No. Introversion and avoidant attachment are independent constructs. An introvert may be securely attached and deeply comfortable with emotional closeness while still needing significant time alone to recharge. Avoidant attachment is about emotional defense, specifically a learned tendency to suppress emotional needs and maintain distance to avoid vulnerability. An introvert’s preference for solitude reflects energy management, not necessarily a fear of intimacy. Conflating the two leads to misunderstanding both.
Can your attachment style change over time?
Yes, attachment styles can shift meaningfully across a lifetime. “Earned secure” attachment is well-documented: people who began with insecure patterns can develop secure functioning through corrective relationship experiences, therapy (particularly Emotionally Focused Therapy, schema therapy, and EMDR), and sustained self-development. Early relational experiences shape attachment patterns but do not determine them permanently. Significant relationships, major life events, and therapeutic work can all contribute to genuine change in attachment orientation.
What attachment style is most common in introvert-introvert relationships?
There is no single attachment style that predominates in introvert-introvert relationships. Introverts, like all people, can carry any attachment orientation. What is worth noting is that two introverts with insecure attachment may face specific challenges: two anxiously attached introverts may both need reassurance that neither feels safe requesting, while two dismissive-avoidant introverts may build a stable but emotionally distant relationship that eventually feels hollow. Two securely attached introverts, by contrast, often create deeply fulfilling partnerships built on mutual respect for both closeness and independence.
Should I share my attachment style quiz results with my partner?

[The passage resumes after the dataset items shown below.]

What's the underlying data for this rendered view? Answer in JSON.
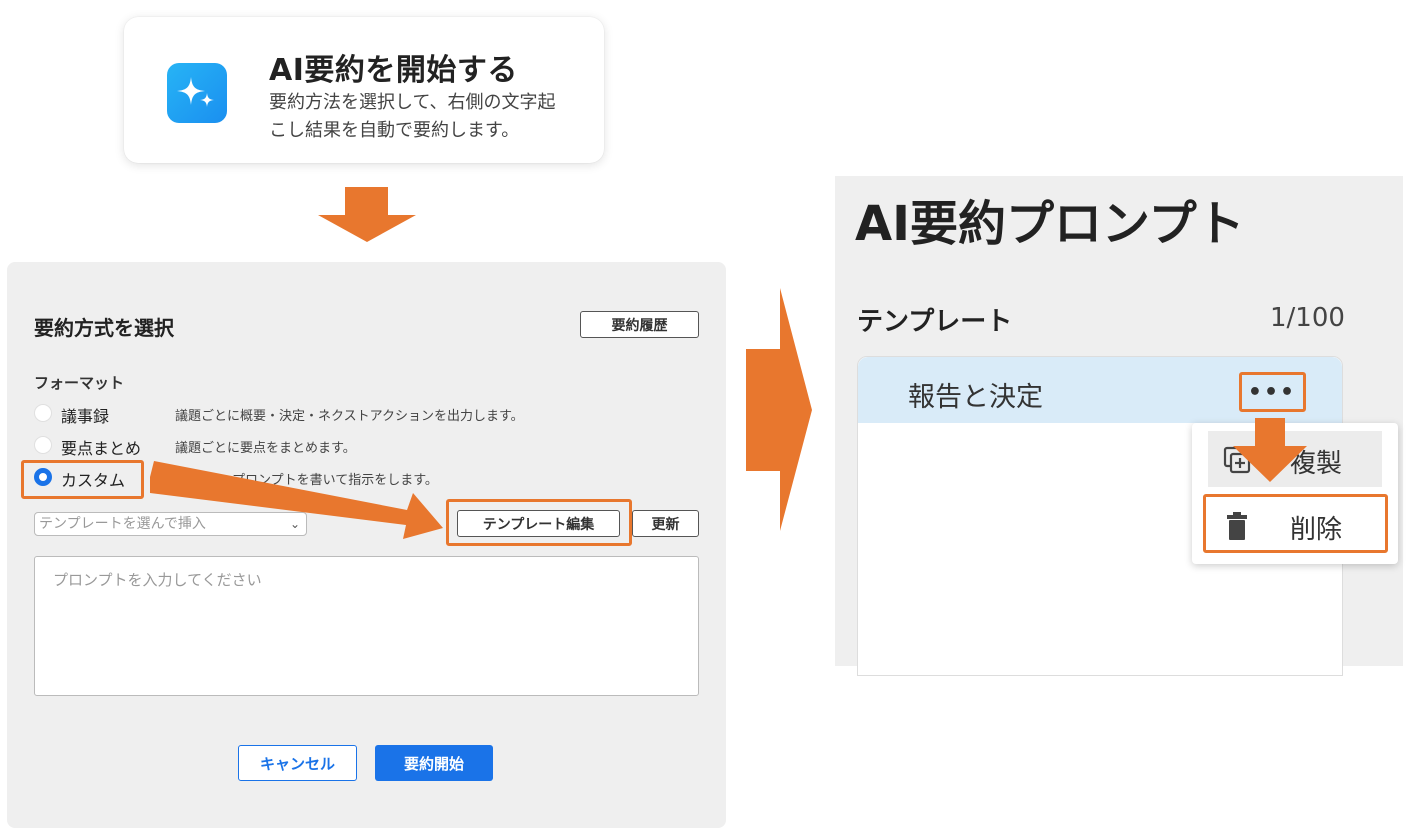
{
  "start_card": {
    "title": "AI要約を開始する",
    "description": "要約方法を選択して、右側の文字起こし結果を自動で要約します。",
    "icon": "sparkle-icon"
  },
  "dialog": {
    "title": "要約方式を選択",
    "history_button": "要約履歴",
    "format_label": "フォーマット",
    "options": [
      {
        "label": "議事録",
        "description": "議題ごとに概要・決定・ネクストアクションを出力します。",
        "checked": false
      },
      {
        "label": "要点まとめ",
        "description": "議題ごとに要点をまとめます。",
        "checked": false
      },
      {
        "label": "カスタム",
        "description": "プロンプトを書いて指示をします。",
        "checked": true
      }
    ],
    "template_select_placeholder": "テンプレートを選んで挿入",
    "template_edit_button": "テンプレート編集",
    "update_button": "更新",
    "prompt_placeholder": "プロンプトを入力してください",
    "cancel_button": "キャンセル",
    "start_button": "要約開始"
  },
  "prompt_panel": {
    "title": "AI要約プロンプト",
    "template_label": "テンプレート",
    "template_count": "1/100",
    "templates": [
      {
        "name": "報告と決定"
      }
    ],
    "more_button": "•••",
    "menu": [
      {
        "label": "複製",
        "icon": "duplicate-icon"
      },
      {
        "label": "削除",
        "icon": "trash-icon"
      }
    ]
  },
  "colors": {
    "accent_blue": "#1a73e8",
    "highlight_orange": "#e8772e",
    "selected_row": "#d9ebf8"
  }
}
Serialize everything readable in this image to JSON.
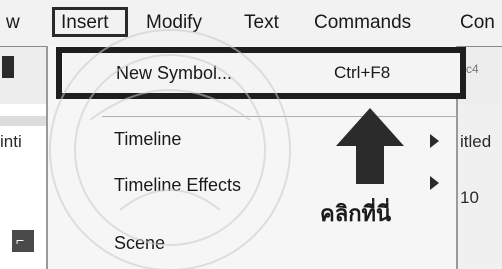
{
  "menubar": {
    "items": [
      "w",
      "Modify",
      "Text",
      "Commands",
      "Con"
    ],
    "active": "Insert"
  },
  "dropdown": {
    "new_symbol": {
      "label": "New Symbol...",
      "shortcut": "Ctrl+F8"
    },
    "items": [
      {
        "label": "Timeline",
        "has_submenu": true
      },
      {
        "label": "Timeline Effects",
        "has_submenu": true
      },
      {
        "label": "Scene",
        "has_submenu": false
      }
    ]
  },
  "annotation": {
    "text": "คลิกที่นี่"
  },
  "background": {
    "left_label": "inti",
    "right_label": "itled",
    "right_number": "10",
    "field_text": "c4"
  },
  "colors": {
    "highlight_border": "#1e1e1e",
    "menu_bg": "#f6f6f6",
    "arrow": "#2b2b2b"
  }
}
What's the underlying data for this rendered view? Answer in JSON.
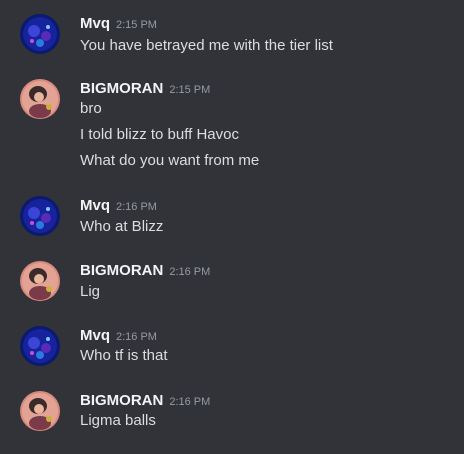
{
  "messages": [
    {
      "author": "Mvq",
      "time": "2:15 PM",
      "avatar_icon": "mvq-avatar",
      "lines": [
        "You have betrayed me with the tier list"
      ]
    },
    {
      "author": "BIGMORAN",
      "time": "2:15 PM",
      "avatar_icon": "bigmoran-avatar",
      "lines": [
        "bro",
        "I told blizz to buff Havoc",
        "What do you want from me"
      ]
    },
    {
      "author": "Mvq",
      "time": "2:16 PM",
      "avatar_icon": "mvq-avatar",
      "lines": [
        "Who at Blizz"
      ]
    },
    {
      "author": "BIGMORAN",
      "time": "2:16 PM",
      "avatar_icon": "bigmoran-avatar",
      "lines": [
        "Lig"
      ]
    },
    {
      "author": "Mvq",
      "time": "2:16 PM",
      "avatar_icon": "mvq-avatar",
      "lines": [
        "Who tf is that"
      ]
    },
    {
      "author": "BIGMORAN",
      "time": "2:16 PM",
      "avatar_icon": "bigmoran-avatar",
      "lines": [
        "Ligma balls"
      ]
    }
  ],
  "colors": {
    "background": "#313338",
    "username": "#f2f3f5",
    "timestamp": "#949ba4",
    "message_text": "#dbdee1"
  }
}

Sharing quiz results with a partner can open valuable conversations, provided you approach it with curiosity rather than as a diagnosis or an explanation for past behavior. Frame the results as a starting point: “I noticed this pattern in how I respond to distance or conflict, and I wanted to talk about what each of us needs to feel secure.” Avoid using attachment labels to justify behavior that has hurt your partner or to position yourself as permanently fixed in a pattern. The most productive use of attachment awareness in a relationship is as a shared language for understanding each other’s nervous system responses, not as a fixed identity.